Bot & AI Protection
tinyproxy includes native middleware to protect your applications from automated scanners, scrapers, and AI crawlers.
Enabling Bot Protection
Bot protection is opt-in per virtual host. Enable it using the bot_protection block:
vhosts {
example.com {
proxy_pass http://backend:8080
bot_protection {
enabled true
block_scanners true
honeypot true
}
}
}
Features
Scanner Blocking
When block_scanners is true, tinyproxy intercepts requests to known vulnerability-scanning paths, such as:
/.env/.git/wp-admin/phpMyAdmin/actuator
It handles URL-encoded variants and path normalization tricks automatically.
Honeypot Mode
If honeypot is true, instead of returning a 403 Forbidden, tinyproxy serves convincing fake content tailored to the requested path (e.g., a fake .env file with bogus credentials). It also adds a random delay (150–750 ms) to slow down automated tools.
AI Crawler Blocking
By default, enabling bot protection blocks popular AI crawlers and scrapers:
- AI Crawlers: GPTBot, ClaudeBot, CCBot, PerplexityBot, anthropic-ai, etc.

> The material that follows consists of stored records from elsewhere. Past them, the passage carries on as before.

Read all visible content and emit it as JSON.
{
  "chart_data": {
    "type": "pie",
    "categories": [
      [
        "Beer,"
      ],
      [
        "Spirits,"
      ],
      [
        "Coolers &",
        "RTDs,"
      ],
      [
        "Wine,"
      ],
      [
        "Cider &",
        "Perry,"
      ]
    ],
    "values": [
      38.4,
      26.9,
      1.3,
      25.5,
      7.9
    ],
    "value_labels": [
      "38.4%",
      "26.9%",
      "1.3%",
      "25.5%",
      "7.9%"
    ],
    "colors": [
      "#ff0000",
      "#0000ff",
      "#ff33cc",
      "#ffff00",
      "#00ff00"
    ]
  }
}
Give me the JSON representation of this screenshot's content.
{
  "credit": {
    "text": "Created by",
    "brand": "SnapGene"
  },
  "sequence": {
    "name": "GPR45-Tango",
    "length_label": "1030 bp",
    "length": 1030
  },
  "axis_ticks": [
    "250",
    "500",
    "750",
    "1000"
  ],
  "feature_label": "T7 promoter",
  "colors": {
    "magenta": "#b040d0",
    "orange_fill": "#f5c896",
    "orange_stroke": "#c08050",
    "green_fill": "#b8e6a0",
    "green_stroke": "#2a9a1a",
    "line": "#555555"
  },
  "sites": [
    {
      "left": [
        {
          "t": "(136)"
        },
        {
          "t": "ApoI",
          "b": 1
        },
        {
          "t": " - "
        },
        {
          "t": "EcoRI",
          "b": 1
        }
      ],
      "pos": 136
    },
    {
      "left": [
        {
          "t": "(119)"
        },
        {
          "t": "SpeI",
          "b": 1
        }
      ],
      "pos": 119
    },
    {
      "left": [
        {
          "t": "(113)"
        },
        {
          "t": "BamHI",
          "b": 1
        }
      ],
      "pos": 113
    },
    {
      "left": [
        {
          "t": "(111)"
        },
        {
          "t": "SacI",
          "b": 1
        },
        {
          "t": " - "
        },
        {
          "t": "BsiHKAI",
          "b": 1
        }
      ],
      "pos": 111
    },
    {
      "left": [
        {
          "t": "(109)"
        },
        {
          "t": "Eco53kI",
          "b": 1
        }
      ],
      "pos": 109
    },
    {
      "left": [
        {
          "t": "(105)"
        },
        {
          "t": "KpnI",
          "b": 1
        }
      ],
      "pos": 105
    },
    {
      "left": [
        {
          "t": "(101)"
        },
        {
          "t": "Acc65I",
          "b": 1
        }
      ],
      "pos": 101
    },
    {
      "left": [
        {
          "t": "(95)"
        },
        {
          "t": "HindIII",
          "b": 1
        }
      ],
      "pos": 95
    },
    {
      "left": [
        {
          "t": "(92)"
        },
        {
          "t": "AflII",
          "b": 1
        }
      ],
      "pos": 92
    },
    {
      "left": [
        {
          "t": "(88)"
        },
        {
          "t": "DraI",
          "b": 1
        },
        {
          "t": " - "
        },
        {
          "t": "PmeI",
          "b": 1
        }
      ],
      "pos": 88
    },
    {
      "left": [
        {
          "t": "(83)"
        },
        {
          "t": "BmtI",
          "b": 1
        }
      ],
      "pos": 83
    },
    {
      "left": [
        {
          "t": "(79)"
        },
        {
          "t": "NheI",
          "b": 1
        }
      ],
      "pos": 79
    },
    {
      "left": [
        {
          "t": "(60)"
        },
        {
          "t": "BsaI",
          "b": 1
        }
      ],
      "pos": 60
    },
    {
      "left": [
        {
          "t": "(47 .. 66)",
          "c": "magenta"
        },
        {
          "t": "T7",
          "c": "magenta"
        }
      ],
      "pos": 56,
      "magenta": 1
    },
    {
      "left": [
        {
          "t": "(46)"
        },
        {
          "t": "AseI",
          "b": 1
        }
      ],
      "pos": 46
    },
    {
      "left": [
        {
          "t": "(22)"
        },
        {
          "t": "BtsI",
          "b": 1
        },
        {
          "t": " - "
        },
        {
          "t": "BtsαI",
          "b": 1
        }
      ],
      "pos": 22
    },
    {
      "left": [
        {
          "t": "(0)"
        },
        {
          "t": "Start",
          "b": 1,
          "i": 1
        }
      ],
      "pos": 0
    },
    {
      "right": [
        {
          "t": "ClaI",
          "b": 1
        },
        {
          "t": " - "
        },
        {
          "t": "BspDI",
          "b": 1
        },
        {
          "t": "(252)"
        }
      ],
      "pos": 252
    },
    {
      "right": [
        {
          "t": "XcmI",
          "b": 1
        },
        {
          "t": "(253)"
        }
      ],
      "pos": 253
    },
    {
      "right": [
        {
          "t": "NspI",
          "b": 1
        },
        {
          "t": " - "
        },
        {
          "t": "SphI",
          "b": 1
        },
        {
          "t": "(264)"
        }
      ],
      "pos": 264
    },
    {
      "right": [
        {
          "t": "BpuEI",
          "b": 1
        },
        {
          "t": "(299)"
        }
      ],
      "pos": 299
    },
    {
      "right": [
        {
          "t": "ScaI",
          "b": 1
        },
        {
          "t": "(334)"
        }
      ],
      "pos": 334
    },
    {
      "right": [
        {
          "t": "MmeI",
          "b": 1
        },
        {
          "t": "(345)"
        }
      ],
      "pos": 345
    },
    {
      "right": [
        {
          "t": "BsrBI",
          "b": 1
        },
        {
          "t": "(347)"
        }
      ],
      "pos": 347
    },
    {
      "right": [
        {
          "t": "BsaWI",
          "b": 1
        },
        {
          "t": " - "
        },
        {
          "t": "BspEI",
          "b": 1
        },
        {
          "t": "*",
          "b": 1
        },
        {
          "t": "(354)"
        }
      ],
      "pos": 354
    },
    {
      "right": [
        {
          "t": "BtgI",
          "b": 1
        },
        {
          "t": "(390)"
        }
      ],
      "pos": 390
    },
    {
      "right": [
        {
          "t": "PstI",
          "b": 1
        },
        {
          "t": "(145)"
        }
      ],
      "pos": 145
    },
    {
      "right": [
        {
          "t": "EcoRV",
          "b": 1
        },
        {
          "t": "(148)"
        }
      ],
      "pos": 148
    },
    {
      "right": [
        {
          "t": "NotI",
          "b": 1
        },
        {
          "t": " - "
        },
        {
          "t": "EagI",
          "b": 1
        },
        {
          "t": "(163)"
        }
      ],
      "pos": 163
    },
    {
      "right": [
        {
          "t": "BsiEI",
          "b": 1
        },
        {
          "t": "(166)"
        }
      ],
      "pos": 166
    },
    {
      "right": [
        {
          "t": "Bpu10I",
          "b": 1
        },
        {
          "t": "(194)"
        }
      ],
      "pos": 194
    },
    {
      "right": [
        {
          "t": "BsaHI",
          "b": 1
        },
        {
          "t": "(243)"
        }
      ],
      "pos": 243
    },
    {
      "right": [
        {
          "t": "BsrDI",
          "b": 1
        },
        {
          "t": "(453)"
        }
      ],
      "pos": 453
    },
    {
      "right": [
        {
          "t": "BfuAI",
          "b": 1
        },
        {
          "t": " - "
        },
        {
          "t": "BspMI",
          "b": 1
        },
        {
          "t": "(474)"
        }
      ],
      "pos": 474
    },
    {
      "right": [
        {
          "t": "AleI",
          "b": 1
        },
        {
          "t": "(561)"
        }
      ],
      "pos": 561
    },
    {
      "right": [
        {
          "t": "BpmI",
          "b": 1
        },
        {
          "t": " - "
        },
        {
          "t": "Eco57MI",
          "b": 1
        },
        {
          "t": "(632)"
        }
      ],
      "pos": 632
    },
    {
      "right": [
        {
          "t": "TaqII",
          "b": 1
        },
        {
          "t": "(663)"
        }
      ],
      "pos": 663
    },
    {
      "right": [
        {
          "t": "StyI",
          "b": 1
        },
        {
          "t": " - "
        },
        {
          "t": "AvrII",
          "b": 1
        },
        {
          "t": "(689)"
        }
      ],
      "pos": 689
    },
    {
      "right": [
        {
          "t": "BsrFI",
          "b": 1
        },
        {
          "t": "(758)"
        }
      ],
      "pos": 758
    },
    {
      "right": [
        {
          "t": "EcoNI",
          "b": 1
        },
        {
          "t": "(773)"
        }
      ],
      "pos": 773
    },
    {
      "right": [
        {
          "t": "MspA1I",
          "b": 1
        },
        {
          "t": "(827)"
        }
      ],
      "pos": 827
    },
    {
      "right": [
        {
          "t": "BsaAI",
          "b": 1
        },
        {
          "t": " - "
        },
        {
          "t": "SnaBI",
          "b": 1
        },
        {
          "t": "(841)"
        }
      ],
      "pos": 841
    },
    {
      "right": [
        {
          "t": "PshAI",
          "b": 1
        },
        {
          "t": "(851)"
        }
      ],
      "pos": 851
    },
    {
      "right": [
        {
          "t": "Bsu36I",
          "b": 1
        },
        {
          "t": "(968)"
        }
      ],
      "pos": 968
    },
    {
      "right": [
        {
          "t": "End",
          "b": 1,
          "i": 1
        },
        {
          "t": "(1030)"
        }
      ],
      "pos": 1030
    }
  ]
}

- SEO Bots: AhrefsBot, SemrushBot, DotBot.
- Scrapers: python-requests, Scrapy, libwww-perl.
Customization
Blocking Extra Paths
bot_protection {
enabled true
block_path /my-secret-admin
block_path /debug
}
Blocking/Allowing User Agents
bot_protection {
enabled true
block "MyCustomScraper"
allow "FriendlyPartnerBot"
}
Built-in Allowed Agents
The following are always permitted, even if they match block rules:
- Googlebot, bingbot, DuckDuckBot, Baiduspider, facebookexternalhit, Twitterbot, LinkedInBot, Applebot.